Un autre titre se nomme “Morricone”. Quand on l’a composé, on a remarqué qu’il comportait un peu un thème lancinant, avec un côté dodelinant qui pouvait faire penser aux films de Morricone. En tout cas, ça ne nous dérange pas de reconnaître ouvertement qu’on a des influences.
Julien Garnier : Ce qui est étrange à propos de cet album, c’est son coté pop, alors que nous-mêmes n’avons pas écouté énormément de pop. On a plutôt écouté du rock, ou du rock indé comme Pavement, Blonde Redhead. On n’a pas une culture pop incroyable.
L’album a une prétention pop, mais il n’est pas que ça.

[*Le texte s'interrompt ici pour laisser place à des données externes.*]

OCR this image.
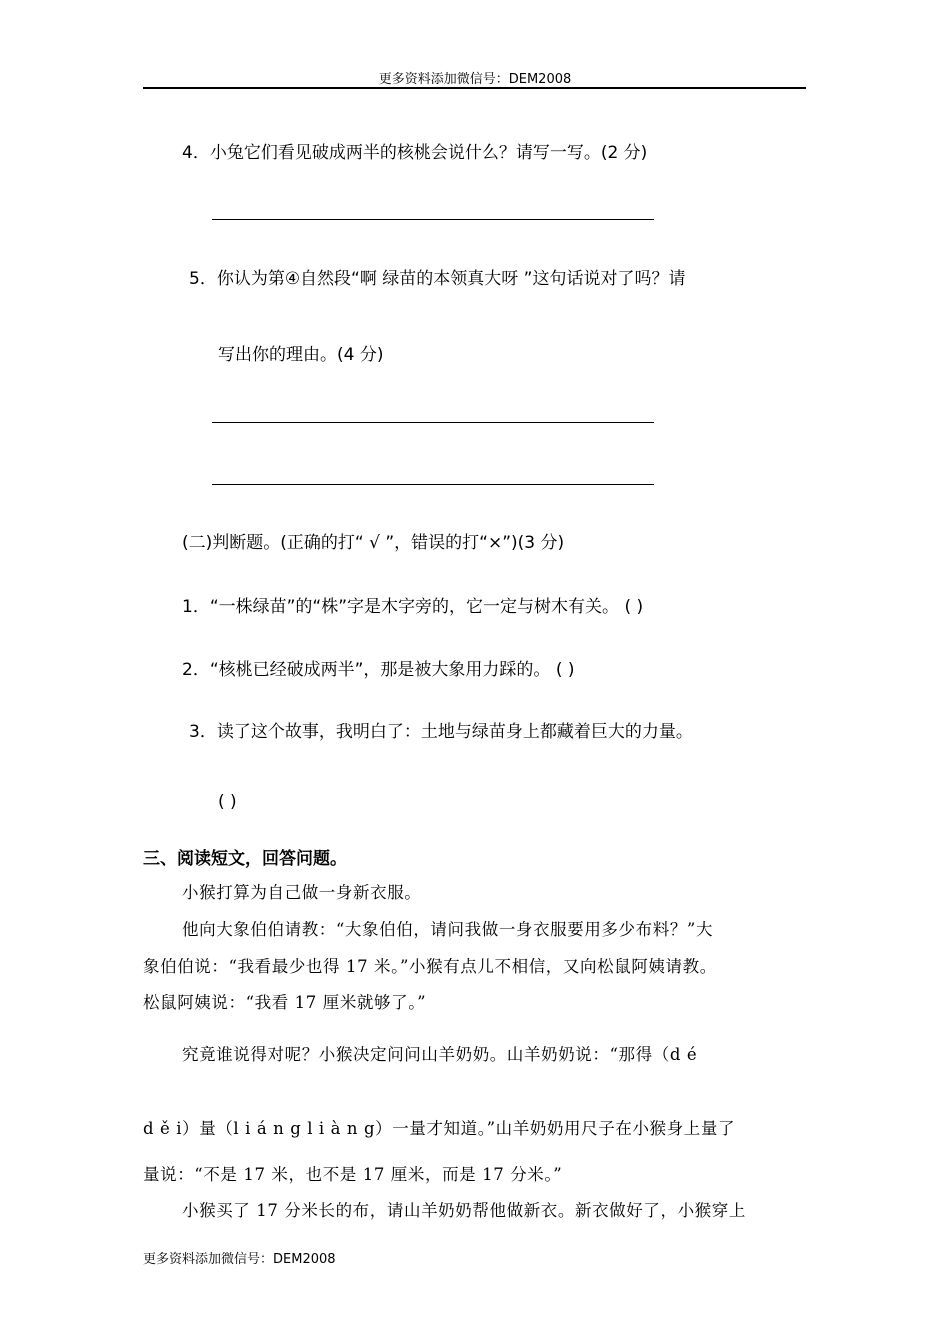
更多资料添加微信号：DEM2008
4．小兔它们看见破成两半的核桃会说什么？请写一写。(2 分)
5．你认为第④自然段“啊 绿苗的本领真大呀 ”这句话说对了吗？请
写出你的理由。(4 分)
(二)判断题。(正确的打“ √ ”，错误的打“×”)(3 分)
1．“一株绿苗”的“株”字是木字旁的，它一定与树木有关。 ( )
2．“核桃已经破成两半”，那是被大象用力踩的。 ( )
3．读了这个故事，我明白了：土地与绿苗身上都藏着巨大的力量。
( )
三、阅读短文，回答问题。
小猴打算为自己做一身新衣服。
他向大象伯伯请教：“大象伯伯，请问我做一身衣服要用多少布料？”大
象伯伯说：“我看最少也得 17 米。”小猴有点儿不相信，又向松鼠阿姨请教。
松鼠阿姨说：“我看 17 厘米就够了。”
究竟谁说得对呢？小猴决定问问山羊奶奶。山羊奶奶说：“那得（d é
d ě i）量（l i á n g l i à n g）一量才知道。”山羊奶奶用尺子在小猴身上量了
量说：“不是 17 米，也不是 17 厘米，而是 17 分米。”
小猴买了 17 分米长的布，请山羊奶奶帮他做新衣。新衣做好了，小猴穿上
更多资料添加微信号：DEM2008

C’est vrai, certains l’appellent pop, d’autres folk. Il y a certainement une dimension acoustique, mais l’appellation folk a été utilisée pour présenter le groupe, même si on ne se considère pas vraiment comme un groupe folk. Le folk est plus revendicatif, comme le folk des années 60 par exemple.
Julien Garnier : Et puis il faut dire qu’il y a une attitude et un style qui vont avec le folk, qu’on n’a pas du tout.
Votre musique est plus travaillée que du folk acoustique.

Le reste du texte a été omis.